September 28, 2018 / 4:53 PM / 3 months ago

Venezuelan migrant influx costs Colombia 0.5 percent of GDP - president

World Bank's Vice President Jorge Familiar Calderon speaks as Colombia's President Ivan Duque Marquez listens during a news conference at the presidential palace in Bogota, Colombia September 28, 2018. Monica Gonzalez/Courtesy of Colombian Presidency/Handout via REUTERS

BOGOTA (Reuters) - An influx of Venezuelan immigrants fleeing economic hardship costs Colombia approximately 0.5 percent of its gross domestic product per year, Colombian President Ivan Duque said on Friday, equivalent to some $1.5 billion.

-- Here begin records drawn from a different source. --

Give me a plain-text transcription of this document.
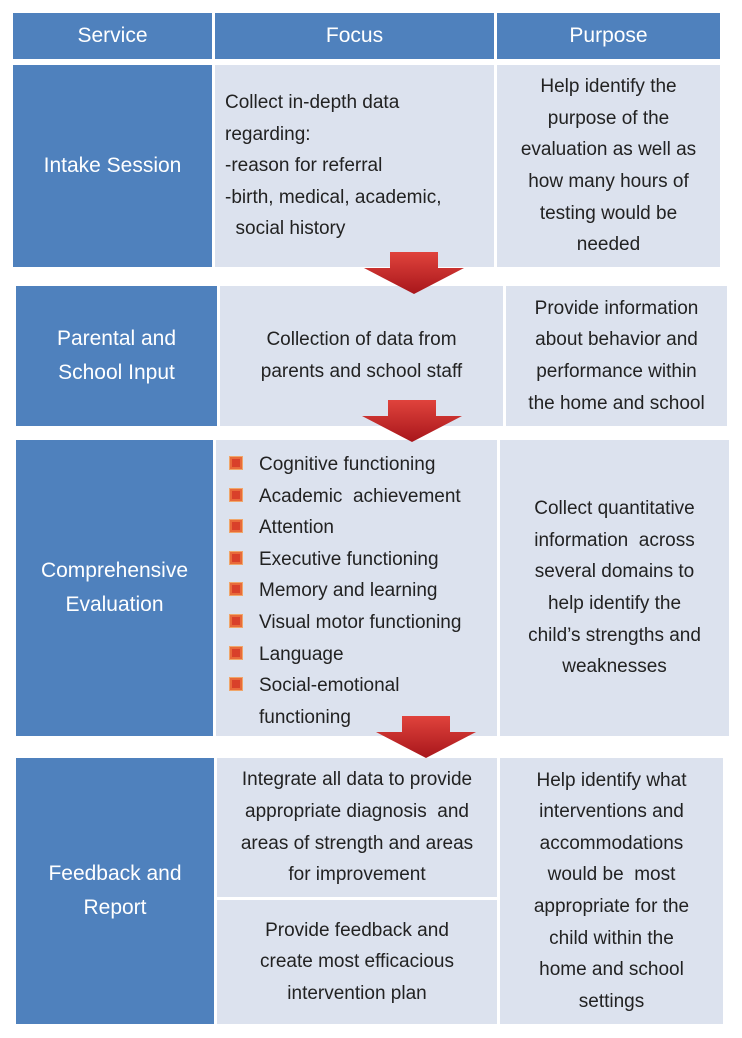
Service	Focus	Purpose
Intake Session
Collect in-depth data
regarding:
-reason for referral
-birth, medical, academic,
social history
Help identify the
purpose of the
evaluation as well as
how many hours of
testing would be
needed
Parental and
School Input
Collection of data from
parents and school staff
Provide information
about behavior and
performance within
the home and school
Comprehensive
Evaluation
Cognitive functioning
Academic  achievement
Attention
Executive functioning
Memory and learning
Visual motor functioning
Language
Social-emotional functioning
Collect quantitative
information  across
several domains to
help identify the
child’s strengths and
weaknesses
Feedback and
Report
Integrate all data to provide
appropriate diagnosis  and
areas of strength and areas
for improvement
Provide feedback and
create most efficacious
intervention plan
Help identify what
interventions and
accommodations
would be  most
appropriate for the
child within the
home and school
settings
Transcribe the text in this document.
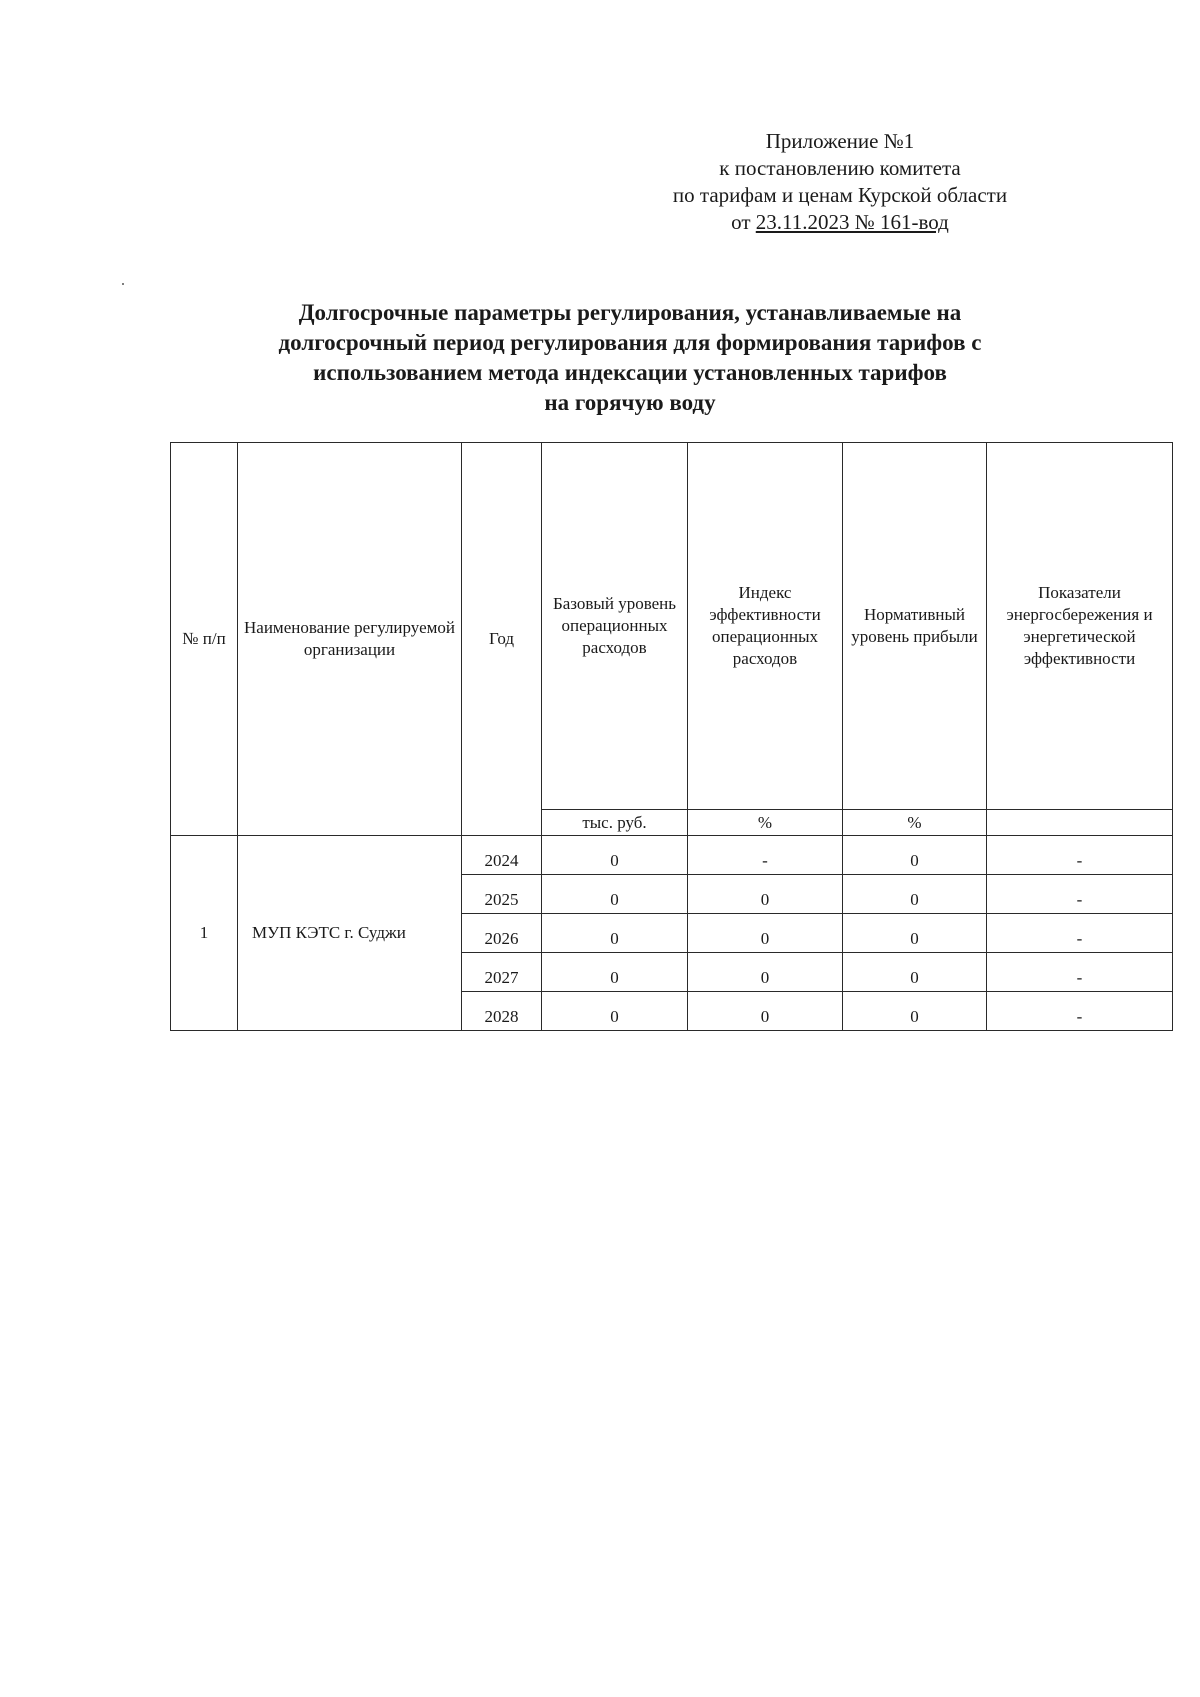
Приложение №1
к постановлению комитета
по тарифам и ценам Курской области
от 23.11.2023 № 161-вод
Долгосрочные параметры регулирования, устанавливаемые на
долгосрочный период регулирования для формирования тарифов с
использованием метода индексации установленных тарифов
на горячую воду
№ п/п	Наименование регулируемой организации	Год	Базовый уровень операционных расходов	Индекс эффективности операционных расходов	Нормативный уровень прибыли	Показатели энергосбережения и энергетической эффективности
			тыс. руб.	%	%	
1	МУП КЭТС г. Суджи	2024	0	-	0	-
		2025	0	0	0	-
		2026	0	0	0	-
		2027	0	0	0	-
		2028	0	0	0	-
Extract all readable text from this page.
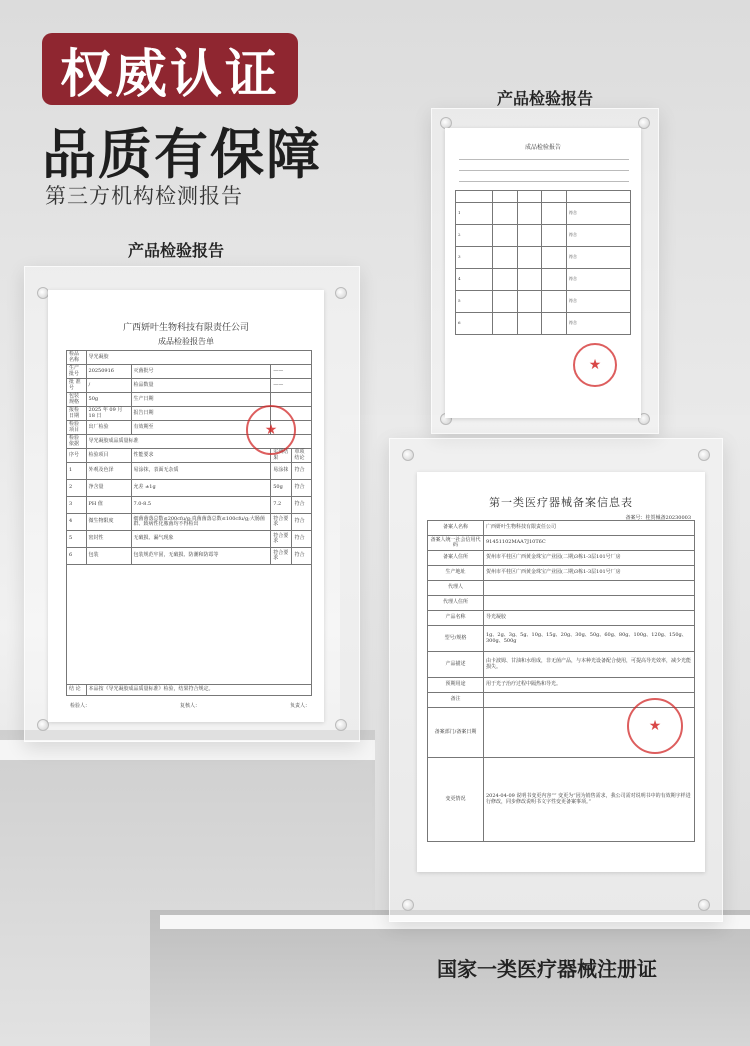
权威认证
品质有保障
第三方机构检测报告
产品检验报告
产品检验报告
广西妍叶生物科技有限责任公司
成品检验报告单
检品名称	导光凝胶			
生产批号	20250916	灭菌批号	——	
批 准 号	/	检品数量	——	
包装规格	50g	生产日期		
报检日期	2025 年 09 月 18 日	报告日期		
检验项目	出厂检验	有效期至		
检验依据	导光凝胶成品质量标准			
序号	检验项目	性能要求	实测结果	单项结论
1	外观及色泽	易涂抹，表面无杂质	易涂抹	符合
2	净含量	允差 ±1g	50g	符合
3	PH 值	7.0-8.5	7.2	符合
4	微生物限度	细菌菌落总数≤200cfu/g;真菌菌落总数≤100cfu/g;大肠菌群、致病性化脓菌均不得检出	符合要求	符合
5	密封性	无破损、漏气现象	符合要求	符合
6	包装	包装规范牢固，无破损、防潮和防霉等	符合要求	符合

结 论	本品按《导光凝胶成品质量标准》检验，结果符合规定。			
检验人：	复核人：	负责人：
★
成品检验报告

1				符合
2				符合
3				符合
4				符合
5				符合
6				符合
★
第一类医疗器械备案信息表
备案号：桂贺械备20230003
备案人名称	广西妍叶生物科技有限责任公司
备案人统一社会信用代码	91451102MAA7J10T6C
备案人住所	贺州市平桂区广西黄金珠宝产业园(二期)3栋1-3层101号厂房
生产地址	贺州市平桂区广西黄金珠宝产业园(二期)3栋1-3层101号厂房
代理人	
代理人住所	
产品名称	导光凝胶
型号/规格	1g、2g、3g、5g、10g、15g、20g、30g、50g、60g、80g、100g、120g、150g、300g、500g
产品描述	由卡波姆、甘油和水组成，非无菌产品，与本种光设备配合使用，可提高导光效率，减少光能损失。
预期用途	用于光子治疗过程中隔热和导光。
备注	
备案部门/备案日期	
变更情况	2024-04-09 说明书变更内容“” 变更为“因为销售需求，我公司需对说明书中的有效期字样进行修改，同步修改说明书文字性变更备案事项。”
★
国家一类医疗器械注册证
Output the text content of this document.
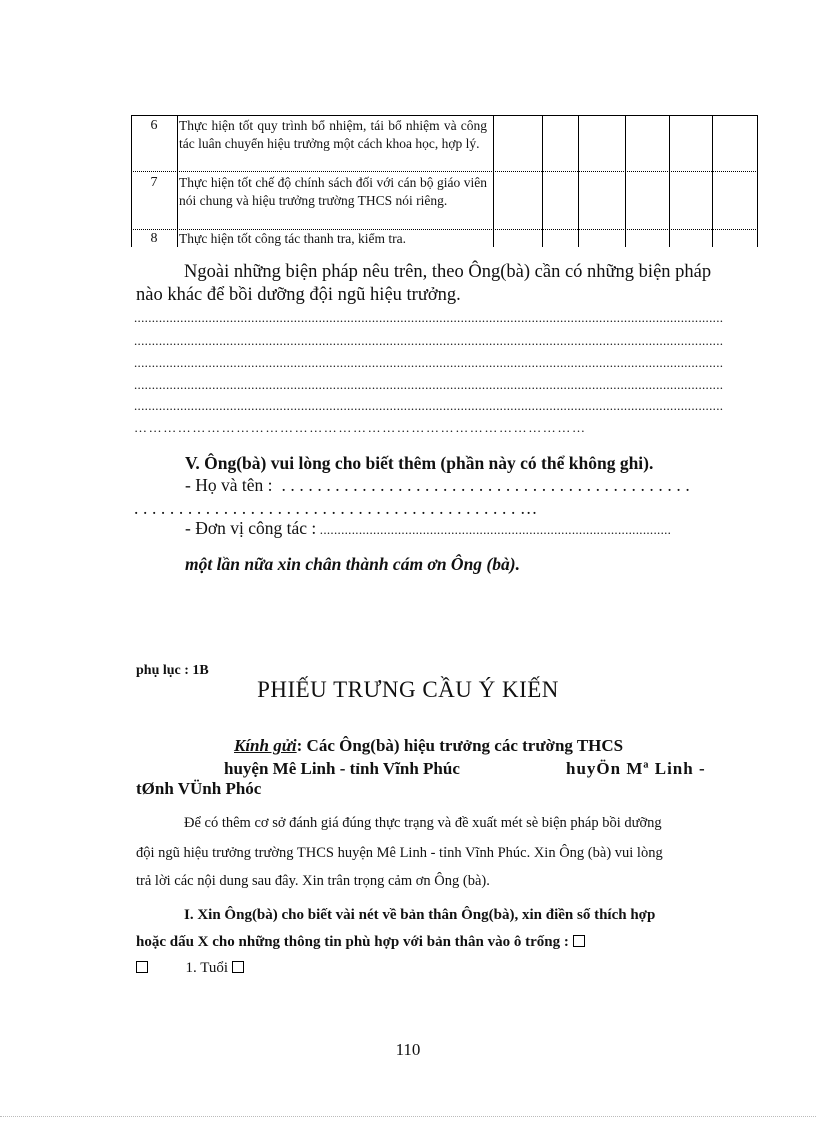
6	Thực hiện tốt quy trình bổ nhiệm, tái bổ nhiệm và công tác luân chuyển hiệu trưởng một cách khoa học, hợp lý.
7	Thực hiện tốt chế độ chính sách đối với cán bộ giáo viên nói chung và hiệu trưởng trường THCS nói riêng.
8	Thực hiện tốt công tác thanh tra, kiểm tra.
Ngoài những biện pháp nêu trên, theo Ông(bà) cần có những biện pháp
nào khác để bồi dưỡng đội ngũ hiệu trưởng.
......................................................................................................................................................................
......................................................................................................................................................................
......................................................................................................................................................................
......................................................................................................................................................................
......................................................................................................................................................................
…………………………………………………………………………………
V. Ông(bà) vui lòng cho biết thêm (phần này có thể không ghi).
- Họ và tên : ..............................................
...........................................…
- Đơn vị công tác : ...................................................................................................
một lần nữa xin chân thành cám ơn Ông (bà).
phụ lục : 1B
PHIẾU TRƯNG CẦU Ý KIẾN
Kính gửi: Các Ông(bà) hiệu trưởng các trường THCS
huyện Mê Linh - tỉnh Vĩnh Phúc	huyÖn Mª Linh -
tØnh VÜnh Phóc
Để có thêm cơ sở đánh giá đúng thực trạng và đề xuất mét sè biện pháp bồi dưỡng
đội ngũ hiệu trưởng trường THCS huyện Mê Linh - tỉnh Vĩnh Phúc. Xin Ông (bà) vui lòng
trả lời các nội dung sau đây. Xin trân trọng cảm ơn Ông (bà).
I. Xin Ông(bà) cho biết vài nét về bản thân Ông(bà), xin điền số thích hợp
hoặc dấu X cho những thông tin phù hợp với bản thân vào ô trống :
1. Tuổi
110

Venezuelans have been pouring into countries across the region to escape food and medicine shortages and a deep economic crisis. Colombia, which shares a porous eastern border with the socialist-run country, has borne the burnt of the arrivals.

Nearly a million Venezuelan immigrants are living in Colombia, Duque said after a meeting with Jorge Familiar, the vice president of the World Bank.

“The fiscal impact that the migration crisis has could be about 0.5 percent of GDP, obviously we want to look at how that’s reflected in health, in education, in infrastructure, in lots of public assets,” said Duque.

The World Bank will release a report on the fiscal and social impact of the crisis on Colombia in the coming weeks, Familiar said.

“This is a regional issue and it requires a regional answer,” Familiar said. “We’ve created the report which will be presented in tandem with some agencies from the United Nations, those that deal with migration and refugee issues.”

Since 2015, more than 1.6 million Venezuelans have left their country, with 90 percent arriving in neighbouring South American countries, according to the U.N. refugee agency UNHCR.

Affected countries have repeatedly asked for more aid to help them cope with migrants’ needs.

Venezuelan President Nicolas Maduro and other top officials of the ruling Socialist Party have dismissed those migration figures as stemming from politically motivated alarmism and “fake news” meant to justify foreign intervention in the country’s affairs.